Lorsque leur mère part le soir travailler au café, Marie raconte des histoires à François, son petit frère pour l’ « aider » à s’endormir. C’est un moment propice à l’exploration des peurs et des fantasmes. Une visite à la fête foraine ne fera qu’exacerber l’imagination des deux enfants.

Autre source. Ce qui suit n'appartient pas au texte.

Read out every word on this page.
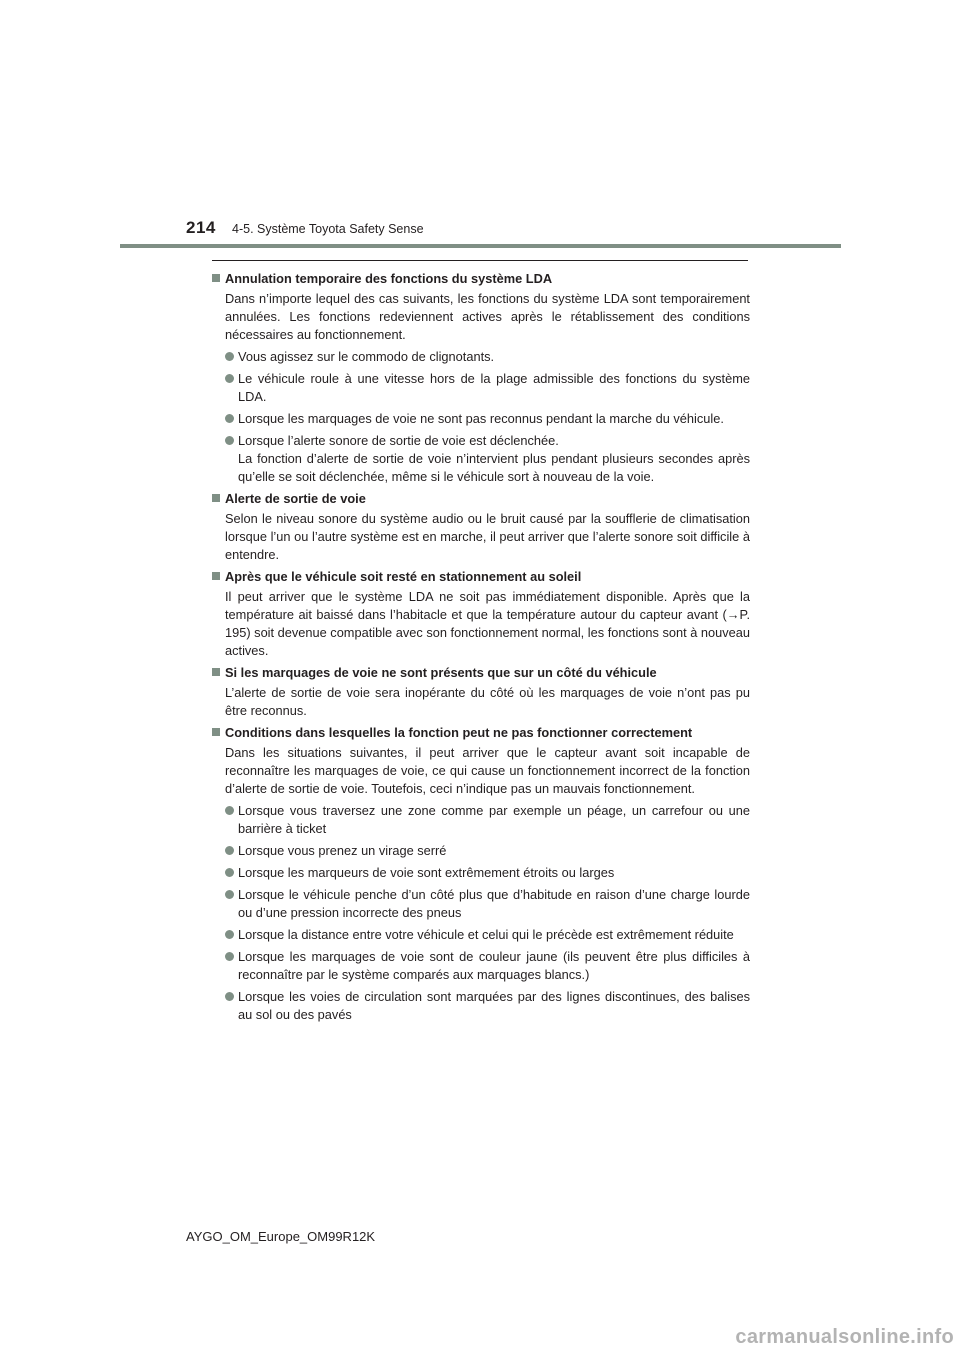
214 4-5. Système Toyota Safety Sense
Annulation temporaire des fonctions du système LDA
Dans n’importe lequel des cas suivants, les fonctions du système LDA sont temporairement annulées. Les fonctions redeviennent actives après le rétablissement des conditions nécessaires au fonctionnement.
Vous agissez sur le commodo de clignotants.
Le véhicule roule à une vitesse hors de la plage admissible des fonctions du système LDA.
Lorsque les marquages de voie ne sont pas reconnus pendant la marche du véhicule.
Lorsque l’alerte sonore de sortie de voie est déclenchée.
La fonction d’alerte de sortie de voie n’intervient plus pendant plusieurs secondes après qu’elle se soit déclenchée, même si le véhicule sort à nouveau de la voie.
Alerte de sortie de voie
Selon le niveau sonore du système audio ou le bruit causé par la soufflerie de climatisation lorsque l’un ou l’autre système est en marche, il peut arriver que l’alerte sonore soit difficile à entendre.
Après que le véhicule soit resté en stationnement au soleil
Il peut arriver que le système LDA ne soit pas immédiatement disponible. Après que la température ait baissé dans l’habitacle et que la température autour du capteur avant (→P. 195) soit devenue compatible avec son fonctionnement normal, les fonctions sont à nouveau actives.
Si les marquages de voie ne sont présents que sur un côté du véhicule
L’alerte de sortie de voie sera inopérante du côté où les marquages de voie n’ont pas pu être reconnus.
Conditions dans lesquelles la fonction peut ne pas fonctionner correctement
Dans les situations suivantes, il peut arriver que le capteur avant soit incapable de reconnaître les marquages de voie, ce qui cause un fonctionnement incorrect de la fonction d’alerte de sortie de voie. Toutefois, ceci n’indique pas un mauvais fonctionnement.
Lorsque vous traversez une zone comme par exemple un péage, un carrefour ou une barrière à ticket
Lorsque vous prenez un virage serré
Lorsque les marqueurs de voie sont extrêmement étroits ou larges
Lorsque le véhicule penche d’un côté plus que d’habitude en raison d’une charge lourde ou d’une pression incorrecte des pneus
Lorsque la distance entre votre véhicule et celui qui le précède est extrêmement réduite
Lorsque les marquages de voie sont de couleur jaune (ils peuvent être plus difficiles à reconnaître par le système comparés aux marquages blancs.)
Lorsque les voies de circulation sont marquées par des lignes discontinues, des balises au sol ou des pavés
AYGO_OM_Europe_OM99R12K
carmanualsonline.info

« Entrez dans le labyrinthe, le palais des glaces et du rire où l’on se perd pour mieux se retrouver ! ».
La nuit électrique parle de la peur et d’une histoire qu’on raconte pour aider à dormir, celle que raconte la maman pour aider ses enfants à glisser dans le sommeil, celle de la fête foraine que raconte Marie à son petit frère pour le faire soit disant dormir, celle que tous deux se racontent à eux-mêmes quand ils soupçonnent une ogresse d’avoir pris la place de leur mère et celle que le public va échafauder au fil du spectacle avec tous ces récits qui s’entrecroisent.
Avec l’écriture de Kenny, raconter une histoire sur le plateau offre de multiples possibilités car elle se joue des codes de la représentation : les personnages racontent, jouent à raconter, à y croire ou non, explorant de multiples fausses pistes, voies sans issue, comme dans le labyrinthe de glaces de la fête foraine, lieu central du texte. Mike Kenny explore avec délices les allées et venues entre adresses directes au public et illusion théâtrale ; ces va et vient sont caractéristiques de son écriture qui s’amuse ici à tisser, croiser les liens du vrai et du faux, pour le plaisir du spectateur ! C’est ce plaisir du récit, de ce jeu avec les codes qui nous a séduits aussitôt dans ce texte. Il permet tous les possibles de l’imaginaire, de l’incarnation des enfants et ouvre toutes les possibilités pour la scénographie ou le jeu des acteurs.
Comme les enfants qui jouent se donnent des règles et codes pour que tout soit crédible et devienne réel, nous sommes dans un jeu, celui de Marie avec son petit frère, de Maman avec ses enfants, et nos jeunes spectateurs pourront choisir de s’identifier à ce que vivent les enfants sur scène ou de s’en détacher, d’entrer ou de sortir du jeu. Cette possibilité est cruciale puisque ce texte aborde des peurs profondes, intimes, organiques : celle du noir, du sommeil (comme une mort ?), de l’abandon, de la dévoration …
Le traitement que nous avons donc choisi pour l’espace mettra en valeur le dedans et le dehors, l’espace du jeu et celui du récit adressé ; le jeu des lumières permettra aussi de glisser de la réalité vers le fantasme et ses différents « étages », puisque le récit de Kenny, comme les poupées gigognes, nous fait passer d’un lieu à un autre, d’un degré de fantasme à un autre, s’enfonçant de plus en plus profond jusqu’au centre, au noyau dur où naît la peur viscérale.
Les éléments de décor, peu nombreux, seront transformables, glissant aisément de l’intérieur à l’extérieur, du lit au wagon du train-fantôme, de la chambre à la fête foraine, tout cela en partant des mêmes lignes, celles de la petite lampe de chevet à abat-jour, présence rassurante pour un enfant !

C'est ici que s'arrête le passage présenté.